Convivo com várias pessoas que votaram e ainda votam em Bolsonaro, e gosto de verdade de parte delas (com aquelas aonde é possível conversar, aonde a violência não é presente), colegas de trabalho, alguns familiares, mas entro em conflito todas as vezes que vejo a expressão da desinformação, da estupidez e principalmente do uso da fé como ferramenta para tal. É uma mistura de ódio, angustia e desesperança, coisa que não gostaria de sentir. Me sinto derrotado.

Passei um bom tempo dentro de igrejas evangélicas, a intenção de boa parte das instituições é por manual a expansão, o convencimento do outro, percebo como a maioria delas usa a fé para firmar as pessoas em dogmas e doutrinas que são usadas para a manipulação direta e indireta. A falta de conhecimento cientifico e histórico das pessoas é uma grande vantagem para essas instituições, ao ponto de convencerem, por exemplo, que banheiros unissex serão obrigatórios nas congregações, que igrejas serão fechadas por retaliação, fortalecendo ainda mais discursos pensados para um único objetivo, poder político para transformar dogma em lei.

A tal da defesa da família, dos bons costumes e do cidadão de bem, a família onde a mulher é subjugada, muitas vezes traída, o marido não lava um prato e não troca uma fralda. Os bons costumes do assédio sexual, da violência contra a mulher, da agressão verbal e física a gays e pretos. O cidadão de bem que anda armado pra ter vantagem numa briga de trânsito ou de bar, para ameaçar o vizinho, para ser indiferente a pobreza alheia, é contra qualquer reforma trabalhista, mas doa uma cesta básica de coração pra se sentir bem.

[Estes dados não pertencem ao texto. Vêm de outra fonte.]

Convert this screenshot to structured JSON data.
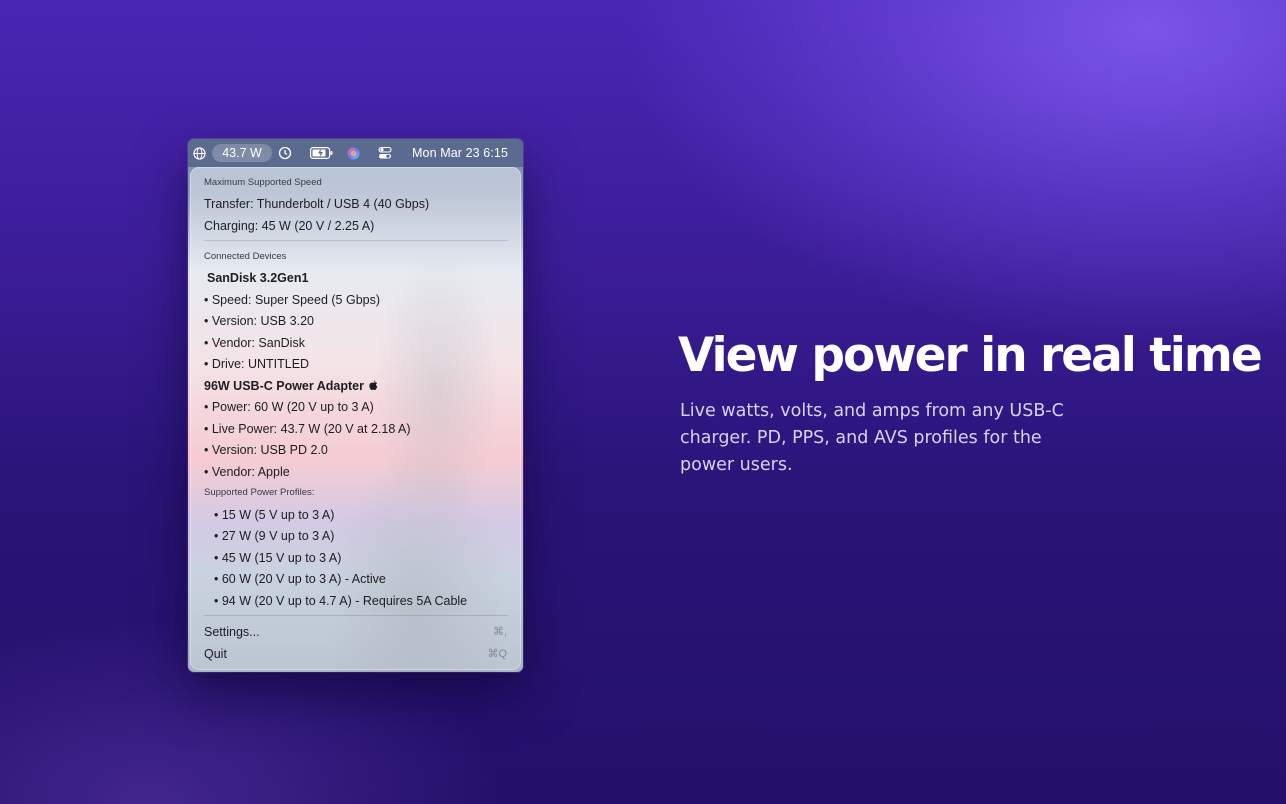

A família deveria ser aquela que se cria com amor e afeto, que oferece suporte e compartilha a vida. Os bons costumes deveriam ser a defesa da igualdade de direitos, da fartura de alimentos, do trabalho bem remunerado, da compaixão, da educação. O cidadão de bem deveria ser qualquer pessoa que respeita o próximo, que se empenha em transformar a sociedade em uma sociedade justa. Mas isso é só o que eu penso, não o que está dado.